Этот вагон давно отслужил свое. И рельсы, на которых он стоит, никуда не ведут. Они проложены не на земле, но подняты над нею. Вагон словно парит в воздухе. И с этой высоты виден весь Иерусалим: мягкая округлость холмов в легкой дымке тумана, ступенчато восходящие дома из белого камня, зеленые хороводы деревьев. Если бы из вагона можно было что-то видеть... Но он наглухо закрыт. Внутри него ночь. Не такая ли, как тогда, когда набитый людьми до отказа, он вез их в последний путь, и они задыхались без воздуха и умирали от жажды?

 

Великий ужас меня охватил, страх меня с места гонит –

Вот они здесь – вагоны! Вернулись – раскрыты настежь.

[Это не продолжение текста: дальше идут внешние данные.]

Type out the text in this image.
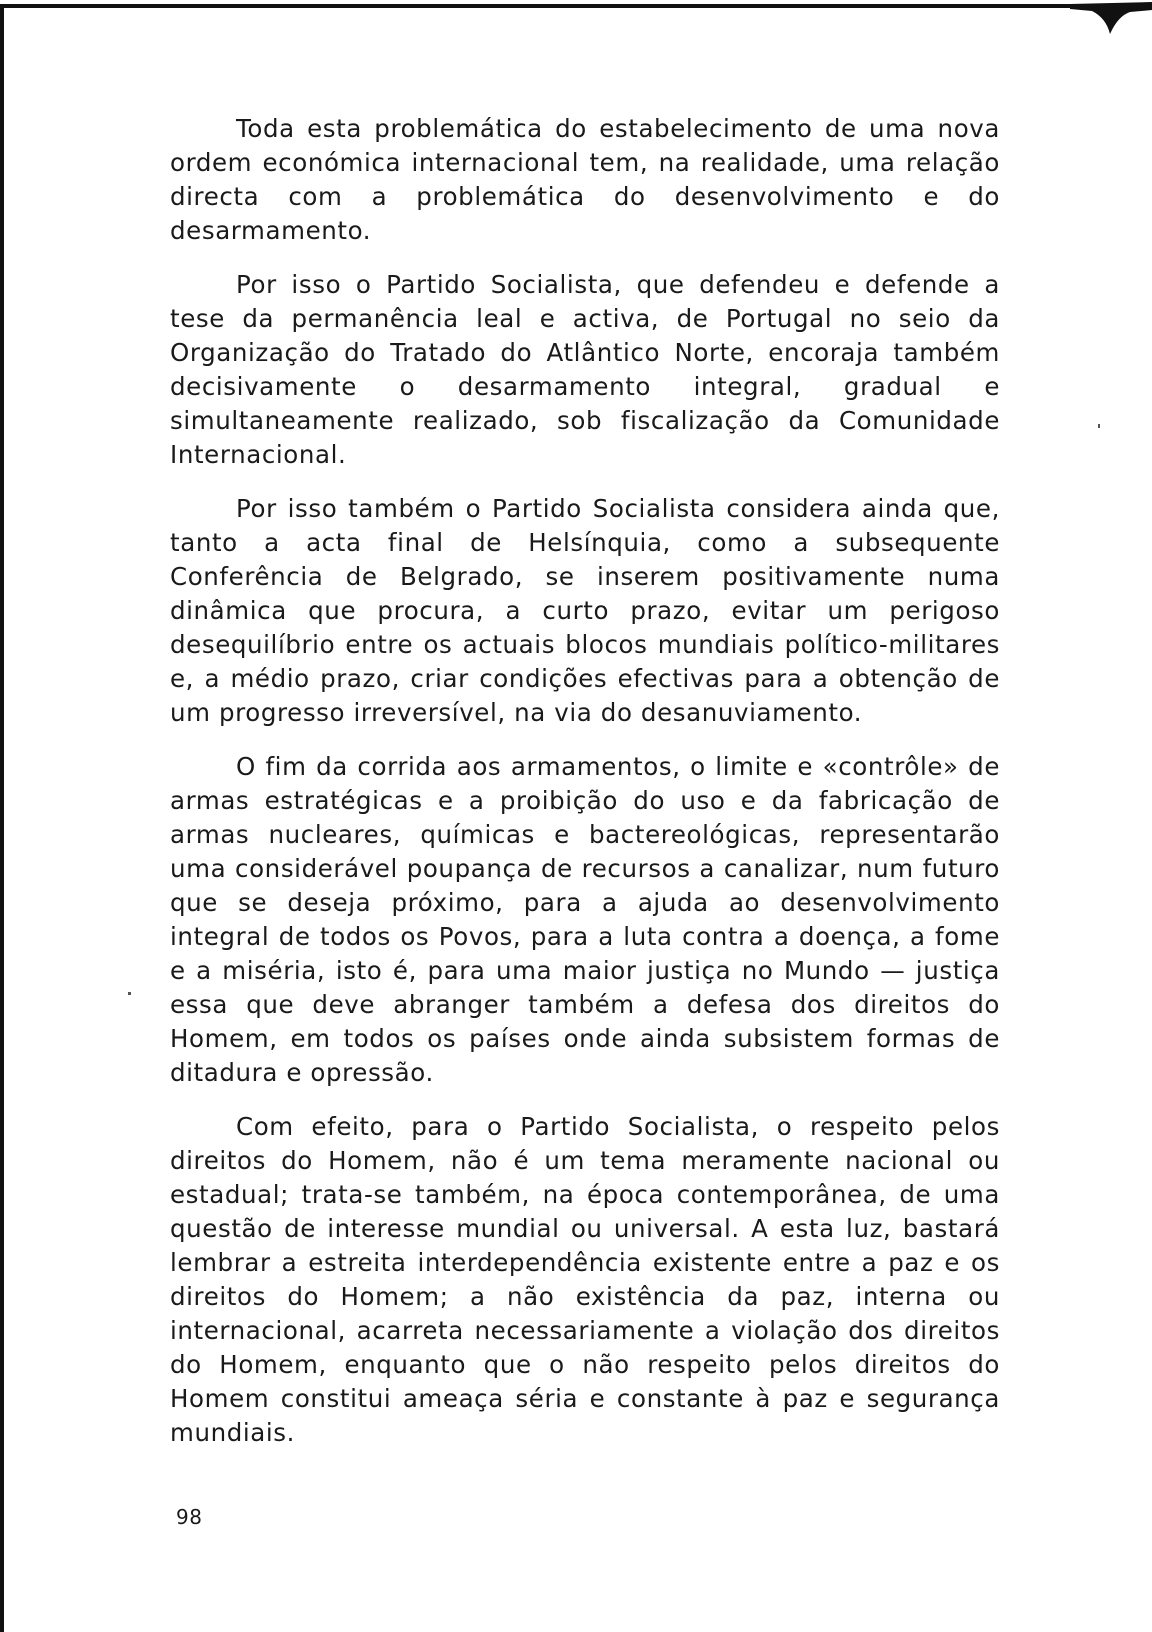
Toda esta problemática do estabelecimento de uma nova ordem económica internacional tem, na realidade, uma relação directa com a problemática do desenvolvimento e do desarmamento.

Por isso o Partido Socialista, que defendeu e defende a tese da permanência leal e activa, de Portugal no seio da Organização do Tratado do Atlântico Norte, encoraja também decisivamente o desarmamento integral, gradual e simultaneamente realizado, sob fiscalização da Comunidade Internacional.

Por isso também o Partido Socialista considera ainda que, tanto a acta final de Helsínquia, como a subsequente Conferência de Belgrado, se inserem positivamente numa dinâmica que procura, a curto prazo, evitar um perigoso desequilíbrio entre os actuais blocos mundiais político-militares e, a médio prazo, criar condições efectivas para a obtenção de um progresso irreversível, na via do desanuviamento.

O fim da corrida aos armamentos, o limite e «contrôle» de armas estratégicas e a proibição do uso e da fabricação de armas nucleares, químicas e bactereológicas, representarão uma considerável poupança de recursos a canalizar, num futuro que se deseja próximo, para a ajuda ao desenvolvimento integral de todos os Povos, para a luta contra a doença, a fome e a miséria, isto é, para uma maior justiça no Mundo — justiça essa que deve abranger também a defesa dos direitos do Homem, em todos os países onde ainda subsistem formas de ditadura e opressão.

Com efeito, para o Partido Socialista, o respeito pelos direitos do Homem, não é um tema meramente nacional ou estadual; trata-se também, na época contemporânea, de uma questão de interesse mundial ou universal. A esta luz, bastará lembrar a estreita interdependência existente entre a paz e os direitos do Homem; a não existência da paz, interna ou internacional, acarreta necessariamente a violação dos direitos do Homem, enquanto que o não respeito pelos direitos do Homem constitui ameaça séria e constante à paz e segurança mundiais.

98
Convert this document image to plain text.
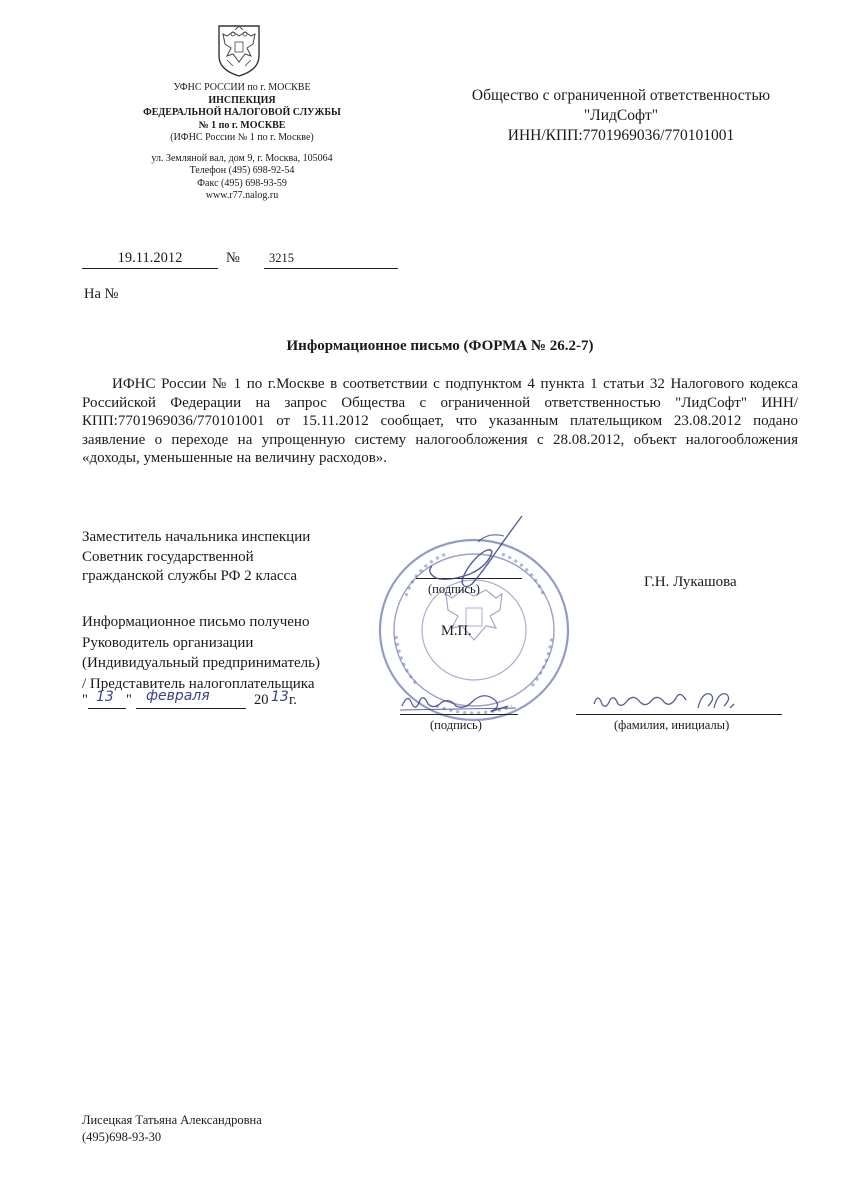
УФНС РОССИИ по г. МОСКВЕ
ИНСПЕКЦИЯ
ФЕДЕРАЛЬНОЙ НАЛОГОВОЙ СЛУЖБЫ
№ 1 по г. МОСКВЕ
(ИФНС России № 1 по г. Москве)
ул. Земляной вал, дом 9, г. Москва, 105064
Телефон (495) 698-92-54
Факс (495) 698-93-59
www.r77.nalog.ru
Общество с ограниченной ответственностью
"ЛидСофт"
ИНН/КПП:7701969036/770101001
19.11.2012	№	3215
На №
Информационное письмо (ФОРМА № 26.2-7)
ИФНС России № 1 по г.Москве в соответствии с подпунктом 4 пункта 1 статьи 32 Налогового кодекса Российской Федерации на запрос Общества с ограниченной ответственностью "ЛидСофт" ИНН/КПП:7701969036/770101001 от 15.11.2012 сообщает, что указанным плательщиком 23.08.2012 подано заявление о переходе на упрощенную систему налогообложения с 28.08.2012, объект налогообложения «доходы, уменьшенные на величину расходов».
Заместитель начальника инспекции
Советник государственной
гражданской службы РФ 2 класса
(подпись)
М.П.
Г.Н. Лукашова
Информационное письмо получено
Руководитель организации
(Индивидуальный предприниматель)
/ Представитель налогоплательщика
" 13 " февраля	20 13 г.
(подпись)	(фамилия, инициалы)
Лисецкая Татьяна Александровна
(495)698-93-30
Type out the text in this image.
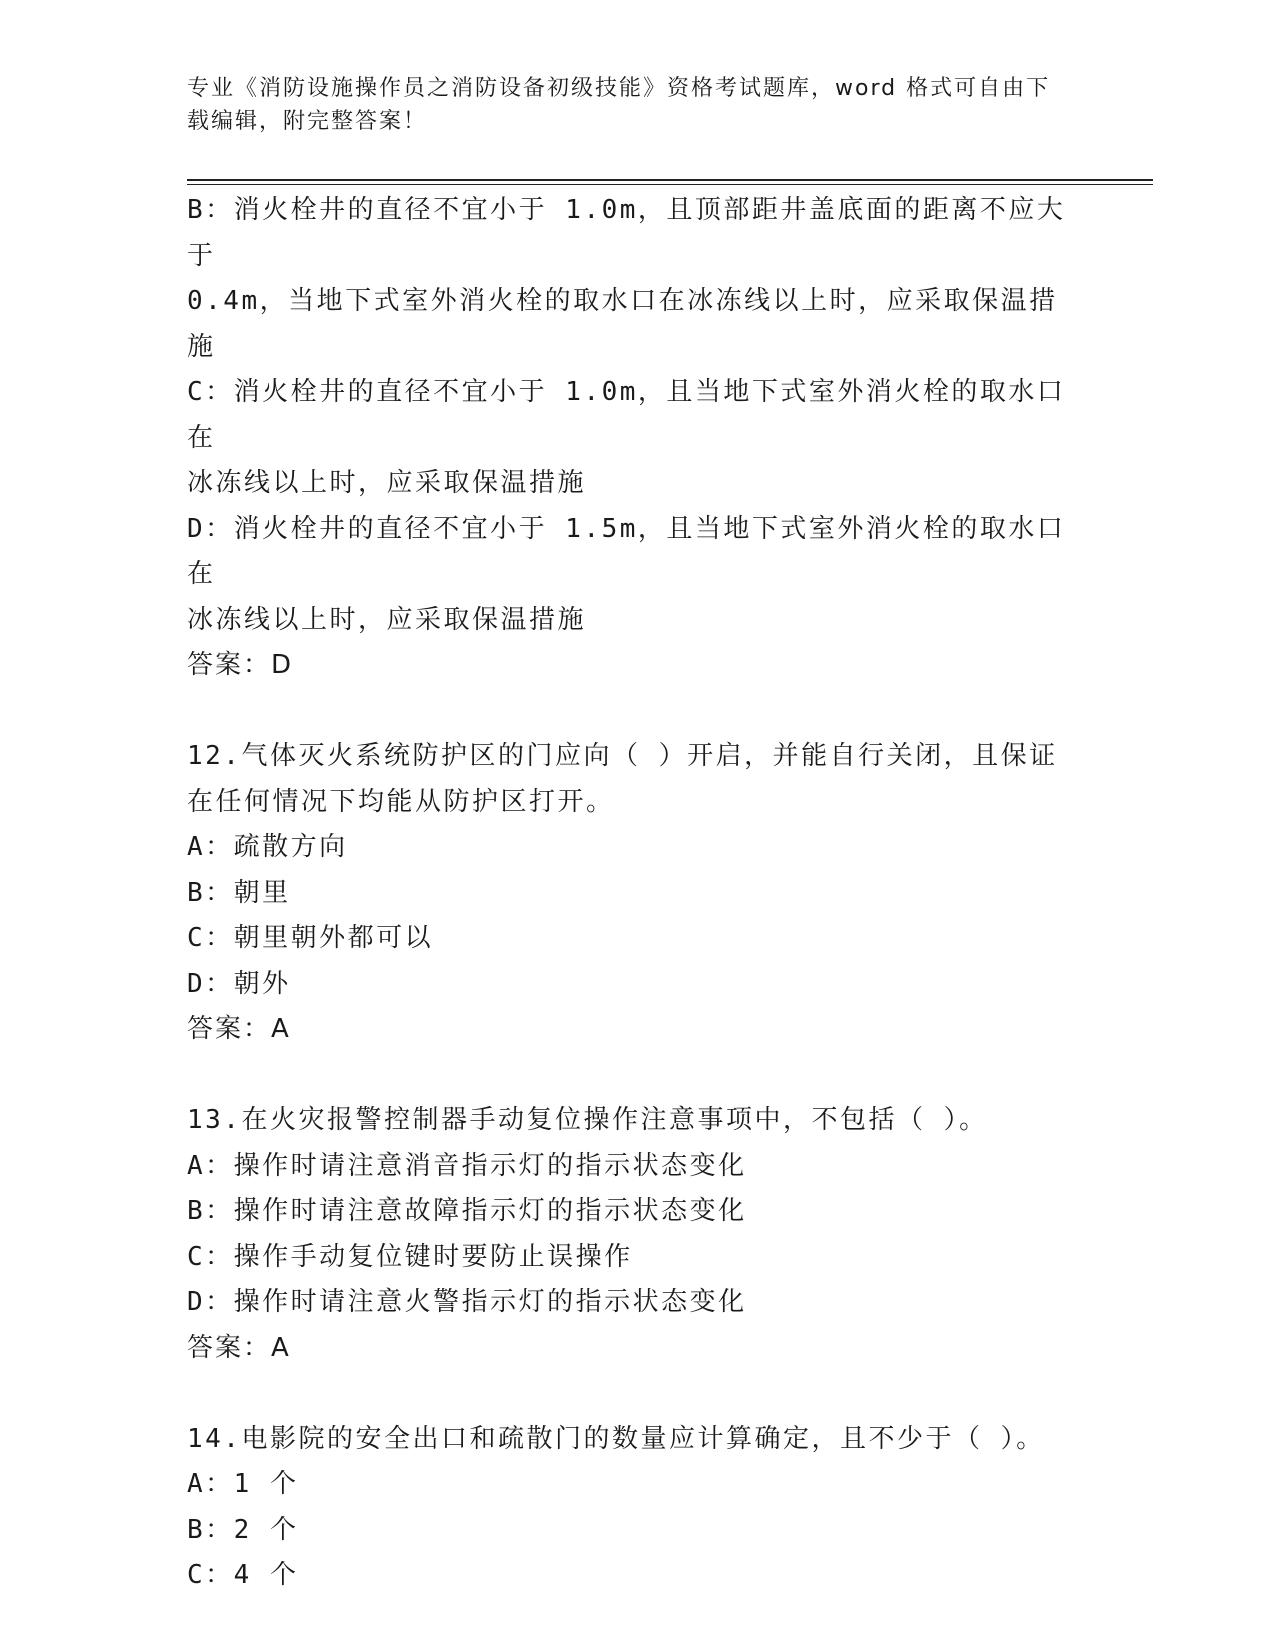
专业《消防设施操作员之消防设备初级技能》资格考试题库，word 格式可自由下
载编辑，附完整答案！
B：消火栓井的直径不宜小于 1.0m，且顶部距井盖底面的距离不应大于
0.4m，当地下式室外消火栓的取水口在冰冻线以上时，应采取保温措
施
C：消火栓井的直径不宜小于 1.0m，且当地下式室外消火栓的取水口在
冰冻线以上时，应采取保温措施
D：消火栓井的直径不宜小于 1.5m，且当地下式室外消火栓的取水口在
冰冻线以上时，应采取保温措施
答案：D
12.气体灭火系统防护区的门应向（ ）开启，并能自行关闭，且保证
在任何情况下均能从防护区打开。
A：疏散方向
B：朝里
C：朝里朝外都可以
D：朝外
答案：A
13.在火灾报警控制器手动复位操作注意事项中，不包括（ ）。
A：操作时请注意消音指示灯的指示状态变化
B：操作时请注意故障指示灯的指示状态变化
C：操作手动复位键时要防止误操作
D：操作时请注意火警指示灯的指示状态变化
答案：A
14.电影院的安全出口和疏散门的数量应计算确定，且不少于（ ）。
A：1 个
B：2 个
C：4 个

Только вчера уехали и вот уже вернулись,

Стоят на «умшлаге» – грузовом перроне,

Хищно разинув широкие жадные пасти!

 

Для Ицхака Каценельсона, погибшего в гетто и успевшего написать поэму «Песнь об убиенном еврейском народе», вагоны – «немые свидетели». С болью он вопрошает их: «Скажите, к беде равнодушные, скажите только: куда увозите вы народ еврейский? Верно, на верную смерть?»

Быть может, именно в этом вагоне увозили в последний путь его Ханеле с двумя сыновьями? Ведь когда-то вагон исправно нес свою службу. Он не пошёл на слом за ненадобностью, но стал памятником в Иерусалиме, немым свидетелем, пробуждающим нашу память. Правительство Польши передало вагон израильскому мемориалу Яд ва-Шем.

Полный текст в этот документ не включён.